Steindl joined the Townsville Crocodiles for the 2014–15 NBL season, where he averaged 9.6 points in 28 games. He returned to the Crocodiles for the 2015–16 season and won the NBL Most Improved Player Award. In 28 games, he averaged 12.7 points per game.

For the 2016–17 season, Steindl joined the Leuven Bears of the Belgian Pro Basketball League. In 26 games, he averaged 12.8 points per game.

During the 2017 pre-season, Stint trained and played with the Perth Wildcats of the NBL. He later joined Greek team Panionios for the 2017–18 season, but appeared in just three games before returning to Australia. He reunited with the Wildcats in November 2017 and averaged 2.8 points in 23 games during the 2017–18 NBL season.

Steindl re-joined the Wildcats for the 2018–19 NBL season and won his first NBL championship. In 34 games, he averaged 6.9 points per game.

On 6 April 2019, Steindl re-signed with the Wildcats on a two-year deal. In March 2020, he was crowned an NBL champion for the second year in a row.

In January 2021, Steindl played his 200th NBL game. On 19 May 2021, he scored a career-high-tying 25 points with six 3-pointers in a 91–88 loss to the Brisbane Bullets. He helped the Wildcats reach the 2021 NBL Grand Final series, but was hampered by a groin injury during the series, as the Wildcats lost 3–0 to Melbourne United. He parted ways with the Wildcats following the season.

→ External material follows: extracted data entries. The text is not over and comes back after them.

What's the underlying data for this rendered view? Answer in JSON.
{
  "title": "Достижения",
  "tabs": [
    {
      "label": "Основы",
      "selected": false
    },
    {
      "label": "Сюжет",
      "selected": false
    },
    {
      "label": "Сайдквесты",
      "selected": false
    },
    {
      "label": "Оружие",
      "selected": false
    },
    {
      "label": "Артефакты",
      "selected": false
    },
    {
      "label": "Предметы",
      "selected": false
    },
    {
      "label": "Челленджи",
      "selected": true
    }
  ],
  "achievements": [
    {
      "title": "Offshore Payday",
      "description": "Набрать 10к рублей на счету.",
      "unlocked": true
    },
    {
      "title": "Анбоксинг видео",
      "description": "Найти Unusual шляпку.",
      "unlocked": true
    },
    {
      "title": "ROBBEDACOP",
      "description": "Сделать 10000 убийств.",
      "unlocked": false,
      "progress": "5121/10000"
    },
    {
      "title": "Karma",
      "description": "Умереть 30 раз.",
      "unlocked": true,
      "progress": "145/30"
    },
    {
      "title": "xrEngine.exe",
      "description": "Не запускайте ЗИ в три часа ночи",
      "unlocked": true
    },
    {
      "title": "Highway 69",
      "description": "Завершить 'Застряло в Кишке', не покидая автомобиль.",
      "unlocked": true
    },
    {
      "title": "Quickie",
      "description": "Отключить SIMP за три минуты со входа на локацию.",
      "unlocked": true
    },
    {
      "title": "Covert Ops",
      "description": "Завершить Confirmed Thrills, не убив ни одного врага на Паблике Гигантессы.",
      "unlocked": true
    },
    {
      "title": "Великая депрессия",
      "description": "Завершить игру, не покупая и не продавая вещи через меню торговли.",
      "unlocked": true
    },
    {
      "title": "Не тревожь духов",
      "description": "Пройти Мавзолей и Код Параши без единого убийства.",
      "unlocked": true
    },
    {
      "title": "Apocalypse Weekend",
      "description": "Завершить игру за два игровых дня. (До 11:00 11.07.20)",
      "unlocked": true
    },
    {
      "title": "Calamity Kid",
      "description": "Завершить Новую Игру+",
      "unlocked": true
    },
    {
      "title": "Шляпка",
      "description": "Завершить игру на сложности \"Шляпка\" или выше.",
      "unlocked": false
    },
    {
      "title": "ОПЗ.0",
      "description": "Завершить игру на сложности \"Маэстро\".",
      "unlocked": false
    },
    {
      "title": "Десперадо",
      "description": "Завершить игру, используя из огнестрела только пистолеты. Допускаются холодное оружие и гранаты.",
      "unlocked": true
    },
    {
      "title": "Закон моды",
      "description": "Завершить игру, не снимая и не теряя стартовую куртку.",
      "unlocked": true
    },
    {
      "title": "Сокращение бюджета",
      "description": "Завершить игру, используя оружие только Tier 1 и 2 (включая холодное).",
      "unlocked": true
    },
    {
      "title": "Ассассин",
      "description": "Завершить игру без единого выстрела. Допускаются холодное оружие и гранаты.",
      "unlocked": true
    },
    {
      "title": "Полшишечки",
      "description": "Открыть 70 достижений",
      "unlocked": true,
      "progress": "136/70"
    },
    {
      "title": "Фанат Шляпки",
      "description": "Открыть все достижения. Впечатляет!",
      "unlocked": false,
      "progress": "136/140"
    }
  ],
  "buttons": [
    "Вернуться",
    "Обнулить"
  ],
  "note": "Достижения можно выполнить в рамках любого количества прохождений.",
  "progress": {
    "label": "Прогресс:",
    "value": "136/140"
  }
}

On 5 July 2021, Steindl signed a two-year deal with the Tasmania JackJumpers, a new franchise entering the NBL for the first time in 2021–22. He was named the JackJumpers' inaugural captain.

Steindl missed the first six weeks of the 2022–23 NBL season due to stress fractures in his shins. On 16 November 2022, he signed a two-year contract extension with the JackJumpers.

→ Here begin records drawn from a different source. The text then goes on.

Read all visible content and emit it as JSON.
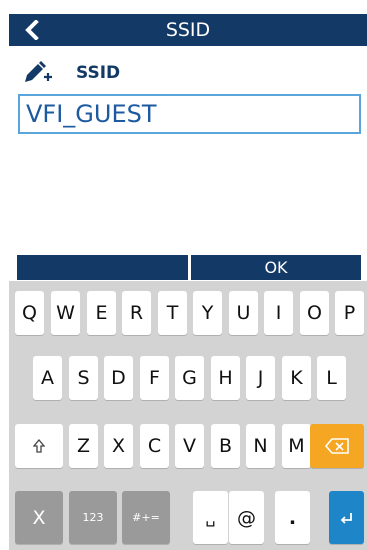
{
  "header": {
    "title": "SSID"
  },
  "field": {
    "label": "SSID",
    "value": "VFI_GUEST"
  },
  "actions": {
    "ok_label": "OK"
  },
  "keyboard": {
    "row1": [
      "Q",
      "W",
      "E",
      "R",
      "T",
      "Y",
      "U",
      "I",
      "O",
      "P"
    ],
    "row2": [
      "A",
      "S",
      "D",
      "F",
      "G",
      "H",
      "J",
      "K",
      "L"
    ],
    "row3": [
      "Z",
      "X",
      "C",
      "V",
      "B",
      "N",
      "M"
    ],
    "row4": {
      "close": "X",
      "numbers": "123",
      "symbols": "#+=",
      "space": "␣",
      "at": "@",
      "dot": "."
    },
    "colors": {
      "bar": "#133a66",
      "backspace": "#f5a623",
      "enter": "#1e86c8",
      "field_border": "#5aa5dc"
    },
    "icons": {
      "shift": "shift-icon",
      "backspace": "backspace-icon",
      "enter": "enter-icon"
    }
  }
}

Steindl returned for his third season as captain of the JackJumpers in 2023–24. In November 2023, he played his 300th NBL game. He went on to help the JackJumpers win the NBL championship with a 3–2 grand final series victory over Melbourne United. It marked his third career NBL championship.

In January 2025, Steindl played his 350th NBL game.

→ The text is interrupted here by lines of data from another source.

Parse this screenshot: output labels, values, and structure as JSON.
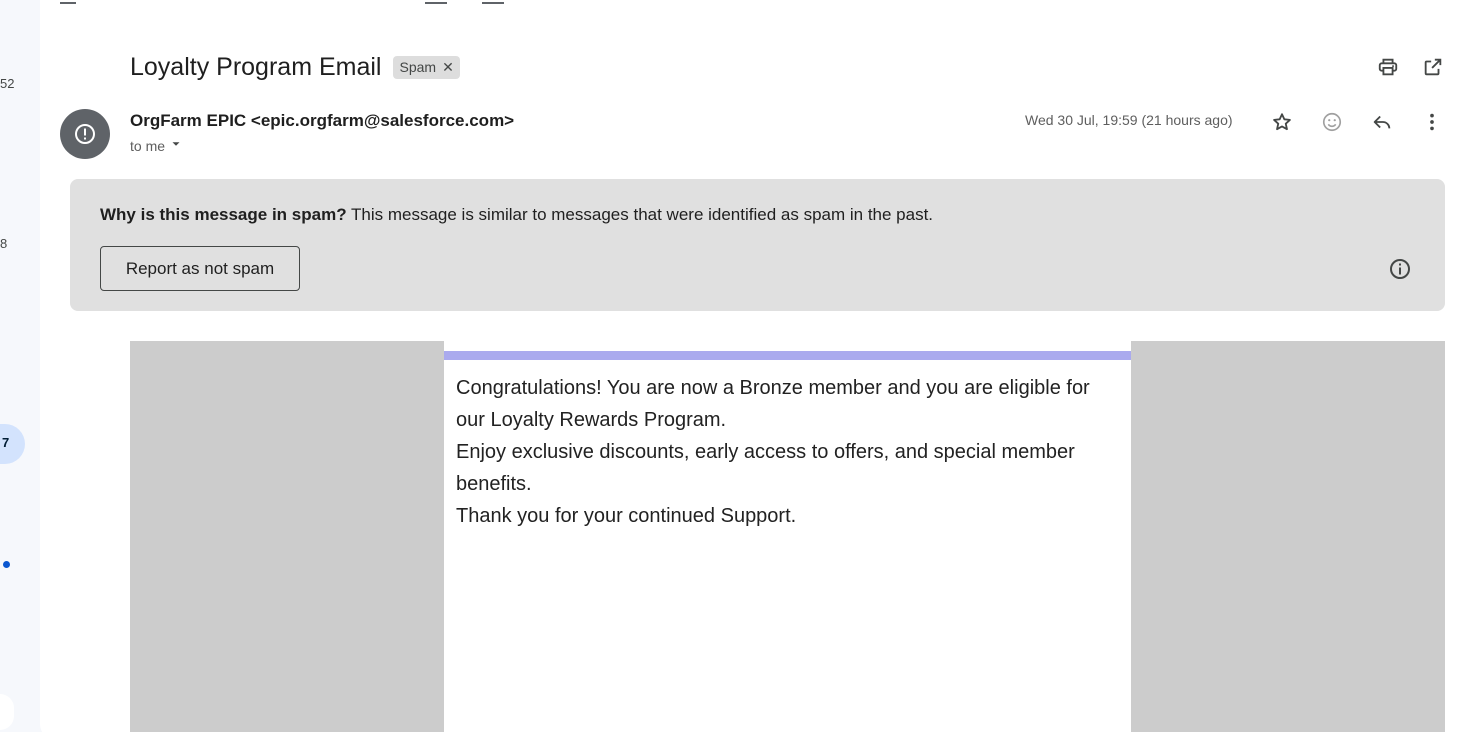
{
  "nav_rail": {
    "counts": [
      "52",
      "8"
    ],
    "active_count": "7"
  },
  "email": {
    "subject": "Loyalty Program Email",
    "label_chip": "Spam",
    "sender": "OrgFarm EPIC <epic.orgfarm@salesforce.com>",
    "recipient": "to me",
    "date": "Wed 30 Jul, 19:59 (21 hours ago)"
  },
  "spam_notice": {
    "heading": "Why is this message in spam?",
    "reason": "This message is similar to messages that were identified as spam in the past.",
    "report_button": "Report as not spam"
  },
  "body": {
    "line1": "Congratulations! You are now a Bronze member and you are eligible for our Loyalty Rewards Program.",
    "line2": "Enjoy exclusive discounts, early access to offers, and special member benefits.",
    "line3": "Thank you for your continued Support."
  },
  "icons": {
    "print": "print-icon",
    "open_new_window": "open-in-new-window-icon",
    "star": "star-icon",
    "emoji": "emoji-reaction-icon",
    "reply": "reply-icon",
    "more": "more-vert-icon",
    "info": "info-icon",
    "spam_avatar": "warning-icon"
  },
  "colors": {
    "accent_bar": "#aaaaee",
    "spam_box_bg": "#e0e0e0",
    "email_bg": "#cccccc",
    "active_rail": "#d3e3fd"
  }
}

On 14 February 2025, Steindl announced his retirement from professional basketball after a 356-game NBL career. He hit 519 three-pointers in his career, ranking seventh most in the 40-minute era.

===State leagues===
In 2014, Steindl played for the Mackay Meteors in the Queensland Basketball League (QBL), averaging 13.6 points in 17 games. He returned for a four-game stint with the Meteors in 2015.

In 2018, Steindl joined the Cockburn Cougars of the State Basketball League (SBL). He suffered a fractured left wrist in just his second game.

In 2019, Steindl played for the Perry Lakes Hawks in the SBL.

In 2024, Steindl played for the Hobart Chargers of the NBL1 South.

==National team career==
Steindl was selected to compete on the Australian under-19 squad that toured France in 2007. In 2011, he made his debut for the senior national team, the Australian Boomers. In 2013, he won gold at the Stanković Cup and silver at the World University Games.

In June 2022, Steindl was named in the Boomers' World Cup Qualifiers team.

==Personal life==
Steindl's wife is former Perth Lynx player Kayla Standish. The couple have two children.

As of February 2025, Steindl was completing his master's degree in teaching at the University of Tasmania.